This is me, Eccles

This is me, Eccles
This is me, Eccles

Wednesday, 26 February 2020

What are you giving up for Lent?

As seen in the Catholic Herald.

We asked some friends of this blog to tell us what they were giving up for Lent this year.

Chico and Groucho

Prof. Massimo Faggioli.

When you live entirely on ice-cream, as I do, there is no food that you can reasonably give up. Likewise, my every waking moment is spent in explaining theology to less intelligent mortals by means of insights so profound that even I don't understand them; so it would be dangerous to make any changes, since civilisation would collapse without my brilliant epigrams.

Pope Francis.

Being the humblest pope who ever lived, I have no luxuries in life that I can give up. Likewise, I have no vices worth speaking of, Eccles. How dare you ask such an impertinent question! SLAP!


Cardinal Dolan.

It is important to show self-discipline during Lent, and so I am giving up health food - salads, spinach, fruit, etc. - and sticking to a diet of giant steaks, suet, and sticky toffee pudding. It will be hard for me, but I know that this penitential regime will do me good.

Prof. Tina Beattie.

What a sexist question! By asking me that, you're implying that women are inferior to men, aren't you?
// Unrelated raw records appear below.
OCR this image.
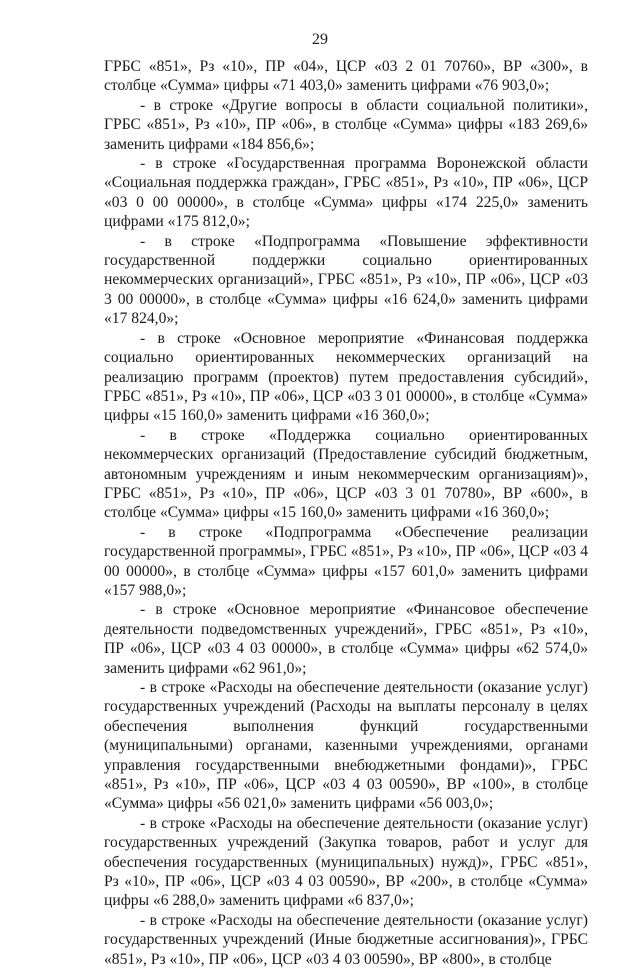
29

ГРБС «851», Рз «10», ПР «04», ЦСР «03 2 01 70760», ВР «300», в столбце «Сумма» цифры «71 403,0» заменить цифрами «76 903,0»;

- в строке «Другие вопросы в области социальной политики», ГРБС «851», Рз «10», ПР «06», в столбце «Сумма» цифры «183 269,6» заменить цифрами «184 856,6»;

- в строке «Государственная программа Воронежской области «Социальная поддержка граждан», ГРБС «851», Рз «10», ПР «06», ЦСР «03 0 00 00000», в столбце «Сумма» цифры «174 225,0» заменить цифрами «175 812,0»;

- в строке «Подпрограмма «Повышение эффективности государственной поддержки социально ориентированных некоммерческих организаций», ГРБС «851», Рз «10», ПР «06», ЦСР «03 3 00 00000», в столбце «Сумма» цифры «16 624,0» заменить цифрами «17 824,0»;

- в строке «Основное мероприятие «Финансовая поддержка социально ориентированных некоммерческих организаций на реализацию программ (проектов) путем предоставления субсидий», ГРБС «851», Рз «10», ПР «06», ЦСР «03 3 01 00000», в столбце «Сумма» цифры «15 160,0» заменить цифрами «16 360,0»;

- в строке «Поддержка социально ориентированных некоммерческих организаций (Предоставление субсидий бюджетным, автономным учреждениям и иным некоммерческим организациям)», ГРБС «851», Рз «10», ПР «06», ЦСР «03 3 01 70780», ВР «600», в столбце «Сумма» цифры «15 160,0» заменить цифрами «16 360,0»;

- в строке «Подпрограмма «Обеспечение реализации государственной программы», ГРБС «851», Рз «10», ПР «06», ЦСР «03 4 00 00000», в столбце «Сумма» цифры «157 601,0» заменить цифрами «157 988,0»;

- в строке «Основное мероприятие «Финансовое обеспечение деятельности подведомственных учреждений», ГРБС «851», Рз «10», ПР «06», ЦСР «03 4 03 00000», в столбце «Сумма» цифры «62 574,0» заменить цифрами «62 961,0»;

- в строке «Расходы на обеспечение деятельности (оказание услуг) государственных учреждений (Расходы на выплаты персоналу в целях обеспечения выполнения функций государственными (муниципальными) органами, казенными учреждениями, органами управления государственными внебюджетными фондами)», ГРБС «851», Рз «10», ПР «06», ЦСР «03 4 03 00590», ВР «100», в столбце «Сумма» цифры «56 021,0» заменить цифрами «56 003,0»;

- в строке «Расходы на обеспечение деятельности (оказание услуг) государственных учреждений (Закупка товаров, работ и услуг для обеспечения государственных (муниципальных) нужд)», ГРБС «851», Рз «10», ПР «06», ЦСР «03 4 03 00590», ВР «200», в столбце «Сумма» цифры «6 288,0» заменить цифрами «6 837,0»;

- в строке «Расходы на обеспечение деятельности (оказание услуг) государственных учреждений (Иные бюджетные ассигнования)», ГРБС «851», Рз «10», ПР «06», ЦСР «03 4 03 00590», ВР «800», в столбце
Just you wait until I get ordained and you want ashes on your forehead... they'll be so hot that you'll end up with scar tissue, you pig!


Fr James Martin SJ.

I shall give up reading the Bible in Lent - I disagree with most of it, anyway. Still, I shall miss the absorbing tale of how it took a humble carpenter's son 30 years before He was able to do miracles successfully, and even then everyone misunderstood His teachings until I came along.

Dr Austen Ivereigh.

People have asked me to give up my worship of Pachamama, my idolatory of Pope Francis, and my "brain-rotting" writing. But I thank God that I am unlike other men, and have no vices worth speaking of.
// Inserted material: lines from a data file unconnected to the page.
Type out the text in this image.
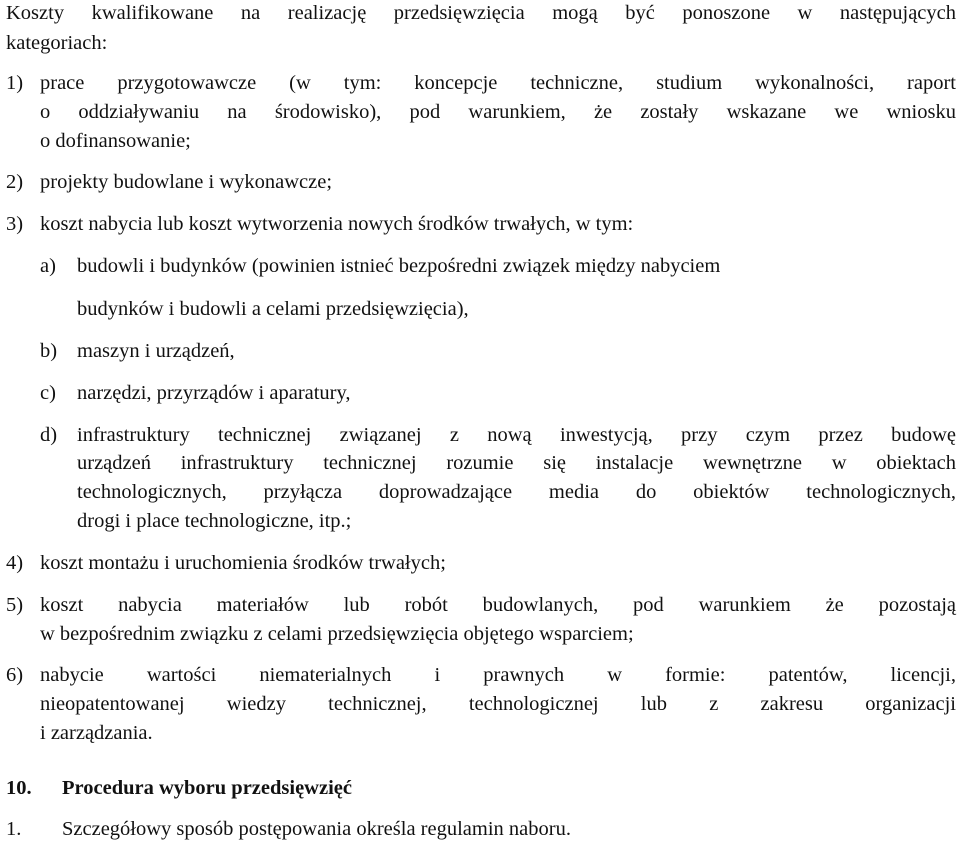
Koszty kwalifikowane na realizację przedsięwzięcia mogą być ponoszone w następujących

kategoriach:

1) prace przygotowawcze (w tym: koncepcje techniczne, studium wykonalności, raport

o oddziaływaniu na środowisko), pod warunkiem, że zostały wskazane we wniosku

o dofinansowanie;

2) projekty budowlane i wykonawcze;

3) koszt nabycia lub koszt wytworzenia nowych środków trwałych, w tym:

a) budowli i budynków (powinien istnieć bezpośredni związek między nabyciem

budynków i budowli a celami przedsięwzięcia),

b) maszyn i urządzeń,

c) narzędzi, przyrządów i aparatury,

d) infrastruktury technicznej związanej z nową inwestycją, przy czym przez budowę

urządzeń infrastruktury technicznej rozumie się instalacje wewnętrzne w obiektach

technologicznych, przyłącza doprowadzające media do obiektów technologicznych,

drogi i place technologiczne, itp.;

4) koszt montażu i uruchomienia środków trwałych;

5) koszt nabycia materiałów lub robót budowlanych, pod warunkiem że pozostają

w bezpośrednim związku z celami przedsięwzięcia objętego wsparciem;

6) nabycie wartości niematerialnych i prawnych w formie: patentów, licencji,

nieopatentowanej wiedzy technicznej, technologicznej lub z zakresu organizacji

i zarządzania.

10. Procedura wyboru przedsięwzięć

1. Szczegółowy sposób postępowania określa regulamin naboru.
Emeritus Pope Benedict XVI.

I am giving up tea for Lent, and indeed I am handing over my stock of Yorkshire tea to this new chap. I much prefer beer, anyway.

Prof. Richard Dawkins.

Well of course we have all outgrown the idea of Lent, as something that only religious extremists celebrate. So when I mention that, following an outcry, I have decided not to eat any human flesh from now on, this is not to be interpreted as a foolish religious fetish, but merely the wise decision of a venerable professor who is fed up with having bricks thrown through his window.

giant spider

Fr Antonio Spadaro.

If 2+2 can equal 5, then the 40 days of Lent can equal 32. Thus, for the first week it isn't Lent at all, so why bother?


  1. So that was what was in the mystery box!

  2. Holmes: My confessor JHN tells me that while using our friend Wells' time machine to skip Lent altogether is technically not a sin, it is reprehensible if done without good reason.

  3. Eccles, many thanks for enlightening us re. the Lenten plans of these eminent Catholics - can we give THEM up?

  4. If you enlarge Cardinal Dolan in that pic he was only eating the food of the lady next to him. He just gave up eating his own food. He was helping her fast. Kindly gesture eh?